A report compiled by Dublin City Council’s (DCC’s) management team, assessing the viability of a separate council-owned building company to deliver housing projects, concluded that such an undertaking would involve significant upfront costs and would duplicate much of the council’s existing work.
It also noted that such an entity could not be subsidised by the council or else it would be in breach of EU competition rules.
"The creation of a building company by DCC for the construction of social housing is not a viable proposition in our view because it would be a cumbersome and very difficult task to implement with many governance, legal, financial and bureaucratic implications to overcome and maintain into the future," it said.

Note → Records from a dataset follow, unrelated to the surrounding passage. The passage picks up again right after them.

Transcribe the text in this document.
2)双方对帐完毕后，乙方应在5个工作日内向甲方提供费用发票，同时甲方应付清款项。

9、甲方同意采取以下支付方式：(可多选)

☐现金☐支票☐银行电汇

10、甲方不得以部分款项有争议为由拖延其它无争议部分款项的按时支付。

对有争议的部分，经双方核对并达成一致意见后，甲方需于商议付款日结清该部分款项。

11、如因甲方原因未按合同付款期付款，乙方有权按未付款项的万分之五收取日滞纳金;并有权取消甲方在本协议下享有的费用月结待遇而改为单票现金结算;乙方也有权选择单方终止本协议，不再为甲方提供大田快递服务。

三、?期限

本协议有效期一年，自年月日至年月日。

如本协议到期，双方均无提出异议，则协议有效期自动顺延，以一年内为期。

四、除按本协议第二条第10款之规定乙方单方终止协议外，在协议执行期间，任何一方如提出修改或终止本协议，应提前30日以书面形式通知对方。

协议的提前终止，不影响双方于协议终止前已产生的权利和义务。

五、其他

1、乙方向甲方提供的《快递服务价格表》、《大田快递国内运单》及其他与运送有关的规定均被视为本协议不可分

“Such a company would have to tender for construction projects in the same way as ordinary private contractors. There is no certainty at all that it would achieve more positive construction costs,” the report said.
However, the plan for a separate DCC building company may yet get the green light from councillors, who have the ultimate say, and who recently voted against management on the controversial Oscar Traynor Road housing development in Santry.
The report was conducted on foot of a motion by Sinn Féin councillor Daithí Doolan, who chairs the council’s housing committee.
His motion, which will be voted on next month, proposes the council establish a "designated activity company" in partnership with the State-backed Ireland Strategic Investment Fund "for the sole purpose of constructing social and affordable housing on public land".
Adding cost
In his motion, Mr Doolan said DCC housing projects were over-reliant on contracting private companies to develop and build housing projects. " This situation inevitability adds cost to and reduces control over projects," he said.
Fine Gael councillor James Geoghegan, however, said he hoped councillors rejected the Sinn Féin proposal, which the report showed would increase the cost of housing and the bureaucracy involved in delivery.
“This is another example of an alternative Sinn Féin proposal on housing that is being met by a wall of opposition from the people actually tasked with delivering it,” he said.
Councillors recently approved a plan for 853 homes at the Oscar Traynor Road site, which will see 80 per cent of the land used for social and cost rental housing, despite DCC chief executive Owen Keegan expressing "serious reservations". The previous plan for the 17-acre site collapsed last November following the refusal of councillors to approve a deal with developer Glenveagh Homes.